291,557 Americans died in combat in World War II, virtually all of them young men. We know this from history books. Movies are still produced dramatizing these men’s deaths going on a century later. But in the American collective memory the reality and impact of these deaths are somehow muted, softened by America’s unparalleled victory and the war’s continued prominence in public memory. Even today most of the building blocks of the world we live in are ones put in place in the aftermath of that conflict. There were evil powers. America vanquished them. There followed a broad and unparalleled prosperity which in many ways continues right down to today. If one must die surely this is the kind of heroic effort to die in. If this is an idealized and incomplete version of the story it contains enough truth to maintain a firm hold on our imaginations. But Larry Rosenberg’s death left only a vast hole in his family, a never-healing wound which echoed down through generations. These letters radiate an intact, perfectly preserved grief, one not smoothed or stitched back together by any pride in sacrifice and without any sense of completion to it. They are like doors into a world of anguish and loss one never returns from. No one was able to reweave this story into a tale that pointed, albeit under the weight of great sadness, toward a recognizable future or one of new possibilities. It was simply an end, like a road going off into the distance which simply ends, with no logic or reason or explanation, asphalt and yellow lines and then dirt. A project cut short and never completed.
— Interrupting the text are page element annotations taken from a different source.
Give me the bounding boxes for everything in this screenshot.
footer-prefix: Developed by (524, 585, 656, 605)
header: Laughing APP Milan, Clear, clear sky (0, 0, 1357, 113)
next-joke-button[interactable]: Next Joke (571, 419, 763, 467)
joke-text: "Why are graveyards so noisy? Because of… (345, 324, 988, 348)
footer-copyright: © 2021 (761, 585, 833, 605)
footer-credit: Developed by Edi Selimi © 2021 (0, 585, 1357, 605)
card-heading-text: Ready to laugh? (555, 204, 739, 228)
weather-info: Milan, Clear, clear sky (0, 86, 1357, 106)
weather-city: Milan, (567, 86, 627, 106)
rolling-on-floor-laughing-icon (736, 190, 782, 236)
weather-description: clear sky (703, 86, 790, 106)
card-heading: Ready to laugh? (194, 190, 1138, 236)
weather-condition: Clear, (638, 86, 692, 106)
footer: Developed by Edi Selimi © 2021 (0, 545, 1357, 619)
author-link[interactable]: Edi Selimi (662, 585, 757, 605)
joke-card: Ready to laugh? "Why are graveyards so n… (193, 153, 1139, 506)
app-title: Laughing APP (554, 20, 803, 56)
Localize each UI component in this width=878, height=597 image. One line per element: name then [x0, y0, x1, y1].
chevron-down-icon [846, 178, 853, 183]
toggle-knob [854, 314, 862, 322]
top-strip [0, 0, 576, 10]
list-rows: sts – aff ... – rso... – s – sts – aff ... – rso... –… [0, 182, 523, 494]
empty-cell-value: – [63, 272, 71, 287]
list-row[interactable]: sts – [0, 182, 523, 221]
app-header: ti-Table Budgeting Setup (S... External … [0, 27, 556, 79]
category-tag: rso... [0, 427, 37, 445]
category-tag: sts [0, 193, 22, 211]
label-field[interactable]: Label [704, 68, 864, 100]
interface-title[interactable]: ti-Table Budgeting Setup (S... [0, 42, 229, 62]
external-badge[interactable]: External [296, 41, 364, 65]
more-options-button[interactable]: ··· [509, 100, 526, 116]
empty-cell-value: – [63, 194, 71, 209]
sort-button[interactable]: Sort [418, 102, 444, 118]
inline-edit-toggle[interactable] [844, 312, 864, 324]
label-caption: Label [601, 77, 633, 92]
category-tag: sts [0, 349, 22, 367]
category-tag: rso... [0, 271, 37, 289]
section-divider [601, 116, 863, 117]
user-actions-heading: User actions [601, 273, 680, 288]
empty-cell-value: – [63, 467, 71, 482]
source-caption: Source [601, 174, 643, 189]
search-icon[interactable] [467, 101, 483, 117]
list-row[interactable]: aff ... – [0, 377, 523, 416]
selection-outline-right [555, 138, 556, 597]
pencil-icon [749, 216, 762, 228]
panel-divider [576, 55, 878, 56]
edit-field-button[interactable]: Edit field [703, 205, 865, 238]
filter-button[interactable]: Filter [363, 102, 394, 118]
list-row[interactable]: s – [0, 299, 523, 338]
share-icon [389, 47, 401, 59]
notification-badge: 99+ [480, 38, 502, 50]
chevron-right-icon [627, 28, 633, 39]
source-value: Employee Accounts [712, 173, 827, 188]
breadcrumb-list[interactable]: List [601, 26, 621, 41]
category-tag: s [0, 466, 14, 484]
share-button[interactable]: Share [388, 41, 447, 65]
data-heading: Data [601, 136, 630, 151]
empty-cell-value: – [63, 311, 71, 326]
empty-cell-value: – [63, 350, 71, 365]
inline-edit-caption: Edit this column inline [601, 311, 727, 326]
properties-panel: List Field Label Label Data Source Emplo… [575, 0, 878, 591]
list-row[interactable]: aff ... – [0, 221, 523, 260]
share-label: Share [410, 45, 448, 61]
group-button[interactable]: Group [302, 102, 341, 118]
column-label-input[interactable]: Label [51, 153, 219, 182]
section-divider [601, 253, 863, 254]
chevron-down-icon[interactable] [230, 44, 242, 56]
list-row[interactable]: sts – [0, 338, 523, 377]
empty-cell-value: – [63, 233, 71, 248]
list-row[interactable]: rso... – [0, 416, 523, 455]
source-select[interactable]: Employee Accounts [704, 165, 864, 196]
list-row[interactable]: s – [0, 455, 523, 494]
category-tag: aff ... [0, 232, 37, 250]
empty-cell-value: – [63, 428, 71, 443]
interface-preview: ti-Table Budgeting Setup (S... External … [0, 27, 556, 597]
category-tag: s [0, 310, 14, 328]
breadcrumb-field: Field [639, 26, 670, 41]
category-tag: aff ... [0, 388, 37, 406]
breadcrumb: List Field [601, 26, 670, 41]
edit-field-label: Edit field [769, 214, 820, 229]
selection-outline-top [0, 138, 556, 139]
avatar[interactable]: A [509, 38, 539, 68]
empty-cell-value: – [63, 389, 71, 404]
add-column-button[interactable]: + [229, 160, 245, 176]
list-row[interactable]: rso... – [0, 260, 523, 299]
But there is an additional backdrop to this story. Probably most or all of these people would have died during World War II if not for decisions they and their parents and grandparents made in the two or three decades before War War I. The Rosenbergs and most of the rest of my family were part of a vast late 19th century migration of Jews from the Russian, Austro-Hungarian and German empires and the various ancient states and peoples they contained within them. These were people who threw everything in with America, a country that offered the promise not only of safety but a complete equality. Like so many families and ethnic communities that arrived as immigrants at the tail end of the 19th century — Italians, Poles, Greeks, South Slavs — participation in the Second World War served to seal their status as full participants in America.

As I was leafing through these letters I decided that they had rested long enough, bundled and folded, mostly inaccessible in this little grey-blue case. So I meticulously unfolded and ordered them in archival sleeves in the kind of three ring binder my father used for his negatives, slides and photographs. As I was working through each document I realized this was not only a collection of Larry’s letters but more like a small, portable shrine to his life. In addition to the Navy letters, there is a letter he seems to have written home from camp in 1931, age 12. His birth certificate is there, born May 7th, 1919, as is his Social Security card, issued in 1936, age 17. So is his High School diploma and a certification as an electrician. But one document doesn’t fit: his father, Nathan Rosenberg’s certificate of naturalization, issued in November 1944, some six months after his son died.

Is there some significance to this? Are the two events connected in some way? Or did this grey-blue case simply become a repository of important family documents, the certificate’s presence among the letters the result of a momentary, fortuitous decision seventy-some years ago? That last option seems possible but not likely. Having now reviewed every document in the case, this is the only one not directly connected to the life and death of Larry Rosenberg. What further draws my attention to this document is that by 1944 Nathan Rosenberg had been living in the United States for 46 years, since arriving at age 10 in 1898. (Sadie still shows up on the 1950 Census as a non-citizen.)

What changed at age 56 less than a year before the end of the war? A question for further investigation.